Star Wars: The Old Republic’s Latest Trailer Is A Gorgeous Reminder That The Jedi Order Sucks

Star Wars: The Old Republic’s Latest Trailer Is A Gorgeous Reminder That The Jedi Order Sucks
Contributor: James Whitbrook

For a decade, Star Wars: The Old Republic has been telling a tale thousands of years before the movies about the cyclical conflict between Jedi and Sith, and Republic and Empire. So it’s only natural at this point that its heroes and villains are beginning to express wariness how the establishments that drive that conflict are maybe the problem more than anything

To celebrate today’s launch of Legacy of the Sith, the latest expansion to the ongoing saga of Star Wars: The Old Republic, Bioware dropped “Disorder,” the latest in a long line of traditional, meaty, and gloriously gorgeous CGI trailers for the game. Are they reflective of how you actually play a MMORPG? Absolutely not. Are they exciting as all hell? Absolutely yes.

What makes “Disorder” great is that you don’t entirely need to be familiar with what’s happening in The Old Republic’s ongoing narrative at this point for its biggest emotive beats to work. Sure, you might be a little confused as to why Darth Malgus, the guy who looks like Vader with his helmet off, is stabbing members of his own team, but that’s not really important. It’s that in between giving us some rad lightsaber combat (we see you doing that Last Jedi Rey saber-hand swap move, Padawan, and we love it), “Disorder” is about awakening the Jedi to the fact that its systems fail the Knights, Masters, and Padawans it intends to serve.

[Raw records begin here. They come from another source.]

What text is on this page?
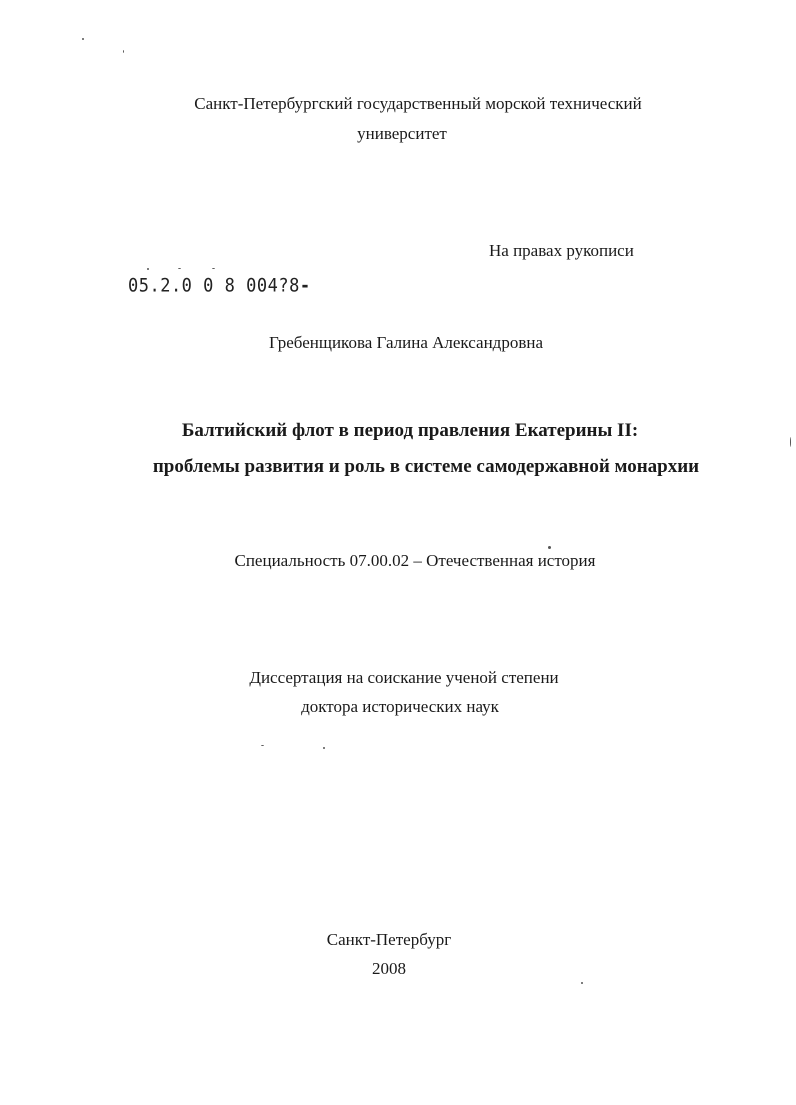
Санкт-Петербургский государственный морской технический
университет
На правах рукописи
05.2.0 0 8 004?8-
Гребенщикова Галина Александровна
Балтийский флот в период правления Екатерины II:
проблемы развития и роль в системе самодержавной монархии
Специальность 07.00.02 – Отечественная история
Диссертация на соискание ученой степени
доктора исторических наук
Санкт-Петербург
2008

Telling the tale of a Jedi Master and his apprentice’s coming together — and their falling apart, as the latter realises the cruelty of the Jedi’s penchant for nabbing only the strongest Force-sensitive kids and leaving their families behind in the process — the focus in “Disorder” is the snazzy duel between Malgus and his Jedi foes, but there is a constant undercurrent of the Order’s failings. Not just the emotion of the young Twi’lek Padawan, Sa’har, being given a vision of her brother’s enslavement after the Jedi abandoned him — not even for not being Force sensitive, but simply for not being sensitive enough to be a warrior in the ongoing conflict. There’s even Malgus’ willingness not to kill both the Jedi, instead willing them to open their eyes to how the Order goes about adding to its ranks is only fuelling the pain and anger that has lead to their generations-long war with the Sith (who, at this point, Malgus doesn’t particularly care for either). He leaves Sa’har in one piece, not to punish her, but to give her the chance to see things the way he does, and realise that the Jedi’s approach being wrong didn’t stop at her master being kind of a dick.

Of course, all of this is coming from Malgus’ perspective, and Legacy of the Sith is largely going to be about players from either the Republic or Sith Empire side of The Old Republic trying to put a stop to his plans, so it’s not like the game is explicitly supporting his standpoint. But it’s still interesting to see Star Wars media slowly but surely become just as much about critiquing the structure and dogma of institutions like the Jedi Order — at one time the mythologized ideal we and characters like Luke Skywalker were taught to revere and hope to see restored, in all its glory — as much as it is celebrating individual members of that order.

Star Wars: The Old Republic’s new expansion, Legacy of the Sith, is playable now.